The #DeleteUber movement became a major trend over the weekend after President Donald Trump's travel ban on immigrants from seven Muslim majority countries caused chaos in airports.
When Uber turned off surge pricing amid a taxi strike in opposition of the ban, it was read as an affront to the protesters and social media rage hit ride-hailing company like a brick.
Former Uber devotees shared screenshots of their reasons for deleting the app in droves — much to the delight of rival Lyft, which capitalized on the controversy (and a public $1 million pledge to the ACLU) and overtook Uber in total App Store downloads for the first time ever on Sunday.

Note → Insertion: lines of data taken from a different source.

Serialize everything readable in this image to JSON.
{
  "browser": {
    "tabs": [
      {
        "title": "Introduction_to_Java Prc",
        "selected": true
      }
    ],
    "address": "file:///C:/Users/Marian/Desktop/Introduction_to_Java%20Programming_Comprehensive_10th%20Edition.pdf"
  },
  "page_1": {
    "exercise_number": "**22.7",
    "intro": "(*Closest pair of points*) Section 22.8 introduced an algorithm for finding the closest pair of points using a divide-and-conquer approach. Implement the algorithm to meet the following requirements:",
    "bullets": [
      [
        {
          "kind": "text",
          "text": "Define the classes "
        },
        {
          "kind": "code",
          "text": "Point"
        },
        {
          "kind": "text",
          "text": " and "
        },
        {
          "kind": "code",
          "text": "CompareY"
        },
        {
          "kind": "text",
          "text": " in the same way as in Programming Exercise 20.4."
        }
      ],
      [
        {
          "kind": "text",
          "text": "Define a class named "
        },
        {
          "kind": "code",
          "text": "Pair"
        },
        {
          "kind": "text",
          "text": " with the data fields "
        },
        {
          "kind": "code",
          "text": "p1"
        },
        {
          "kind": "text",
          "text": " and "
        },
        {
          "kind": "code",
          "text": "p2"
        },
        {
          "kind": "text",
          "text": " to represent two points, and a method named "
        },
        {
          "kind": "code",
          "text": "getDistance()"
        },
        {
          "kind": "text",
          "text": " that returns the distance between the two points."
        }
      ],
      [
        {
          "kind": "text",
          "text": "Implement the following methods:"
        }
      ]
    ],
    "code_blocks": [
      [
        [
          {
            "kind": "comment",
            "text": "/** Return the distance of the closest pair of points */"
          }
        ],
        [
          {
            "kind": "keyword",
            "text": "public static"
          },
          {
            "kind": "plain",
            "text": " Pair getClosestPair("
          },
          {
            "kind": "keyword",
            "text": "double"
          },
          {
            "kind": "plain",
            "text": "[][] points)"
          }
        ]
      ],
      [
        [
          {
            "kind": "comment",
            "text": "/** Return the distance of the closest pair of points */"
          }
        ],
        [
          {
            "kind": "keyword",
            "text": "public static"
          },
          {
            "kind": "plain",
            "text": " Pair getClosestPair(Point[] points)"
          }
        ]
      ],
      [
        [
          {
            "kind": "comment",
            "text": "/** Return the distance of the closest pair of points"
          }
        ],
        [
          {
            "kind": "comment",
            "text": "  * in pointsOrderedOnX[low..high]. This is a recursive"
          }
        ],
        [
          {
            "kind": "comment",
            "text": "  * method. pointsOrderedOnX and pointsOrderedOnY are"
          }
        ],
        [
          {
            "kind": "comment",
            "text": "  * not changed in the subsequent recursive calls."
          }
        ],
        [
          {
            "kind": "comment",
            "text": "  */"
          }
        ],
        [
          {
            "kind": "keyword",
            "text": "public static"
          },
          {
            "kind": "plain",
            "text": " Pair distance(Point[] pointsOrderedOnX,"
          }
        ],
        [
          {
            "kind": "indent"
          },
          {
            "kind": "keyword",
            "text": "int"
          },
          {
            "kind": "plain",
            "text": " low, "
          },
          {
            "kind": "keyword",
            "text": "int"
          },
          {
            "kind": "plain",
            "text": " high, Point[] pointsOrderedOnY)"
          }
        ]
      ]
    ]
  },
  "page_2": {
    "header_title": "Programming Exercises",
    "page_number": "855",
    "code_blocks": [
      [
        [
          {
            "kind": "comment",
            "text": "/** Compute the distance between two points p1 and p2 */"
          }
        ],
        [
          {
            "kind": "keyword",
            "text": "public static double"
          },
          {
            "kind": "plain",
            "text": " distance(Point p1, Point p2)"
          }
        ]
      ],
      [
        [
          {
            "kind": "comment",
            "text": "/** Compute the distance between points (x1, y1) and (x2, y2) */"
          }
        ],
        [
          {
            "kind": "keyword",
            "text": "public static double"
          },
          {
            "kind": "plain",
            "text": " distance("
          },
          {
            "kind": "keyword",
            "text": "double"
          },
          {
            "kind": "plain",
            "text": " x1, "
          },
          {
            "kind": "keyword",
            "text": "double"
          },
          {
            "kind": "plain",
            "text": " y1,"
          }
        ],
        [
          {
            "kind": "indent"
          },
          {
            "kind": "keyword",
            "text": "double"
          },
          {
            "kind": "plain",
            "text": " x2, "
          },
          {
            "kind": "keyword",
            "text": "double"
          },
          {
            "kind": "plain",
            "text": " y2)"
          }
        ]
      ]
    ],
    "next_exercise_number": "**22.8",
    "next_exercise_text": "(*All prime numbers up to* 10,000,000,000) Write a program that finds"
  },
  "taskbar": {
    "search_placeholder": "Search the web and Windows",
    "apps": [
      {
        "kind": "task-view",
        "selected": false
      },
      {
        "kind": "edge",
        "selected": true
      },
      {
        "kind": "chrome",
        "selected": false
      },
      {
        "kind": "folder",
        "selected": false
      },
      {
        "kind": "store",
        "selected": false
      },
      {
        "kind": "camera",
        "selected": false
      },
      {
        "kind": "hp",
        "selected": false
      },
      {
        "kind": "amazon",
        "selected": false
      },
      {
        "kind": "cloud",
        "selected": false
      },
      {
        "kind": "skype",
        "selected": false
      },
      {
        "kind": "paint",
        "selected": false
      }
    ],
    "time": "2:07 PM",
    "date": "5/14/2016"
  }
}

Uber even acknowledged difficulties deleting user accounts as public sentiment appeared to have turned against the ride-hailing giant (the app didn't have an automatic client to handle account cancellations until Monday night).
But how effective was the #DeleteUber movement, really? It got Uber CEO Travis Kalanick to step down from Trump's advisory economic council, but did everyone actually follow through on their online anger and stop using the app? Or was last weekend just a blip on Uber's radar, yet another moment of viral anger to be forgotten?
More than 200,000 people said bye-bye to their Uber accounts, according to the New York Times. But that's a small fraction of the company's monthly active users: 40 million as of October.